Utrzymuje się entuzjazm graczy za oceanem, wywołany redukcją stóp przez Fed. Na wzrost popytu wpływają także kwartalne wyniki finansowe. Okazało się, że wizje analityków były zbyt katastroficzne. Liderami wzrostów byli w czwartek IBM, Apple, Siebel Systems i Oracle. Znacznie spokojniej było na NYSE.

Początek sesji nie zapowiadał jednak zwyżki. Giełdy zlekceważyły informację o mniejszej liczbie nowych podań o zasiłek dla bezrobotnych. Jeszcze przed tygodniem ich poziom był najwyższy od ponad 5 lat. Wskaźniku rynku NYSE i Nasdaq krążyły wokół wartości ze środowego zamknięcia.

W miarę czasu indeks sektora zaawansowanych technologii oddalał się od, do niedawna magicznej, granicy 2 tys. punktów.

Najlepsze na rynku były papiery producenta oprogramowania Siebel Systems. Spółka podała rewelacyjne wyniki kwartalne. Niewiele słabsze były rezultaty producentów komputerów – IBM i Apple. Goldman Sachs od razu podniósł rekomendację dla IBM i Siebela. Inny bank inwestycyjny - Morgan Stanley - wyraził bardzo korzystną opinię o Oracle, liderze na rynku baz danych. Pozwoliło to kursowi spółki wzrosnąć o kilkanaście procent. Nadal rośnie kurs Yahoo. Najwyraźniej rynek wiąże duże nadzieje z nowym prezesem portalu.

Ford podążył dzisiaj tropem General Motors, który ogłosił w środę o drastycznym spadku zysku, ale i tak analitycy spodziewali się większego załamania rezultatów finansowych. Dzięki temu kurs motoryzacyjnego giganta zyskał ponad 5 proc.

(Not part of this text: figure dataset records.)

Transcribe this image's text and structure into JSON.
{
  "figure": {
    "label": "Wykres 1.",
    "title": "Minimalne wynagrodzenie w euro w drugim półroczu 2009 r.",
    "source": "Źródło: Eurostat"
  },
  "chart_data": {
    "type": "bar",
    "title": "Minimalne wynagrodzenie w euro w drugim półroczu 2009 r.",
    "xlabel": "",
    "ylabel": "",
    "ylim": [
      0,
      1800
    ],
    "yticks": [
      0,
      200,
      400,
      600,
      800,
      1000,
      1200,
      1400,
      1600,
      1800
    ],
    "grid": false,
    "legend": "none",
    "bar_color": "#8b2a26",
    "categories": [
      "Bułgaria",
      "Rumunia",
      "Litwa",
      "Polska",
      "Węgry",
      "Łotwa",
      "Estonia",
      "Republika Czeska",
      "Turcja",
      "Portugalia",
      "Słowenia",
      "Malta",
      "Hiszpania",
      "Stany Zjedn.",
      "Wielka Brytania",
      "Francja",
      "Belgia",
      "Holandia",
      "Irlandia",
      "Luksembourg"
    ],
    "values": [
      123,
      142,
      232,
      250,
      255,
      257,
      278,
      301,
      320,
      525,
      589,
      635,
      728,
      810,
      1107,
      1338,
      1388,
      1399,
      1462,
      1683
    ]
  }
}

Spadły kursy największych banków inwestycyjnych, m.in. Goldman Sachs, Merrill Lynch i Lehman Brothers. Powodem jest obniżenie rekomendacji dla sektora przez UBS Warburg.

Pod koniec sesji na rynku zapanował taki optymizm, że kupujący wynieśli kurs Microsoftu do najwyższego poziomu od 5 miesięcy. Gracze byli pewni, że opublikowane po sesji wyniki kwartalne spółki Billa Gates’a pozytywnie zaskoczą analityków.